Re: long running postgres queries timing out after exactly 2 hours?

Posted by Maxime Beauchemin <ma...@gmail.com>.
My intuition is that is comes from some Postgres or less likely but
possible environmental setting (os, network, ...) on your end. Clearly the
stack trace you share says that the server closed the connection during the
cursor's execute method.

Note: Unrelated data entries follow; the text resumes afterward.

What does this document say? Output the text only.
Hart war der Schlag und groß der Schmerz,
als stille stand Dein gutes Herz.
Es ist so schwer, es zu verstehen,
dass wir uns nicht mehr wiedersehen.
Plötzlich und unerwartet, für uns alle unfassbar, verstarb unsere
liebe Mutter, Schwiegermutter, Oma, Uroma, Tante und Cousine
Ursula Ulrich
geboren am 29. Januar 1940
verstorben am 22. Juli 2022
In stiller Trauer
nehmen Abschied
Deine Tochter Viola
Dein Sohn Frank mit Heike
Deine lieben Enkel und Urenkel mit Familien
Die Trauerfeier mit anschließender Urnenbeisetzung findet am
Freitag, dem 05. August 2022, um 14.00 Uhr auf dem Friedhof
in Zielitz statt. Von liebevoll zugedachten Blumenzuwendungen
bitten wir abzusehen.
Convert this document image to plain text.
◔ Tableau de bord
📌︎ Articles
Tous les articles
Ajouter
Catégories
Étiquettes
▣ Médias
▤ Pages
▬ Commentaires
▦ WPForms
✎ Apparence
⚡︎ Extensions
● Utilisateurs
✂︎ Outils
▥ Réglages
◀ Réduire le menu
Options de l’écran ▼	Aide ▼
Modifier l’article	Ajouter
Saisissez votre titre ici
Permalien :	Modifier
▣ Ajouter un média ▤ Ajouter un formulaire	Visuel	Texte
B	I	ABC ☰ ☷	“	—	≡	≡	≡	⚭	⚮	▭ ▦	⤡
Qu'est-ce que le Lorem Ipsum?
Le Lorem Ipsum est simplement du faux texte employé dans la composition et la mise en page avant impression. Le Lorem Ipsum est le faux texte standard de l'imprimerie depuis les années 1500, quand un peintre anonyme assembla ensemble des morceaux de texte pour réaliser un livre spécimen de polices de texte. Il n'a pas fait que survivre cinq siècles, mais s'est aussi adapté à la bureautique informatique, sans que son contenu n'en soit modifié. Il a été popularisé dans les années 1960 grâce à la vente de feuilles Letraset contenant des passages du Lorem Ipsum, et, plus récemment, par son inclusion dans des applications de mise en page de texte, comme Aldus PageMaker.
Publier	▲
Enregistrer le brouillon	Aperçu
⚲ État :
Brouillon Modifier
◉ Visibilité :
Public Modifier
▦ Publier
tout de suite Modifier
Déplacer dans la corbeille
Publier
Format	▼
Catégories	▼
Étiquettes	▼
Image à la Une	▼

I bet you that you can reproduce with a vanilla
query using the same python driver outside of Airflow, and most likely with
any other API in other languages.

Good luck,

Max

On Fri, Sep 2, 2016 at 12:58 AM, Arthur Purvis <ap...@lumoslabs.com>
wrote:

> Hi -
>
> I am experiencing the following situation while evaluating airflow;
> wondering if this rings any bells with anyone:
>
>
>    1. *airflow 1.7.1.2* is running in a *docker* container on amazon *ECS*
>    2. *dagrun_timeout* = timedelta(hours=24) for this DAG
>    3. running redshift queries with the PostGresOperator works fine
>
> *except when that query takes over two hours*, and then the query is *cut
> off* *exactly at the two hour mark* with this message
>
> [2016-09-02 00:32:14,307] {models.py:1286} ERROR - server closed the
> connection unexpectedly
> This probably means the server terminated abnormally
> before or while processing the request.
> Traceback (most recent call last):
>   File "/usr/local/lib/python2.7/dist-packages/airflow/models.py", line
> 1245, in run
>     result = task_copy.execute(context=context)
>   File
> "/usr/local/lib/python2.7/dist-packages/airflow/
> operators/postgres_operator.py",
> line 39, in execute
>     self.hook.run(self.sql, self.autocommit, parameters=self.parameters)
>   File
> "/usr/local/lib/python2.7/dist-packages/airflow/hooks/dbapi_hook.py", line
> 132, in run
>     cur.execute(s)
> OperationalError: server closed the connection unexpectedly
> This probably means the server terminated abnormally
> before or while processing the request.
>
>
>
> We are 100% sure that this account is able to run long queries in redshift
> because we run these same queries from outside airflow from a regular AWS
> EC2 instance (not a docker container) without issue.
>
> The *exactly *two hours says to me that there is some setting somewhere -
> either in airflow itself or in the postgresoperator or in the docker TCP
> settings (or somewhere else) - that is going awry, but I cannot sort out
> what it could be.  It doesn't seem to be an issue with celery, because
> other jobs are running that polling for 6+ hours.
>
> If this rings any bells for anyone I would love to hear about it.
>
> Thanks for reading.
>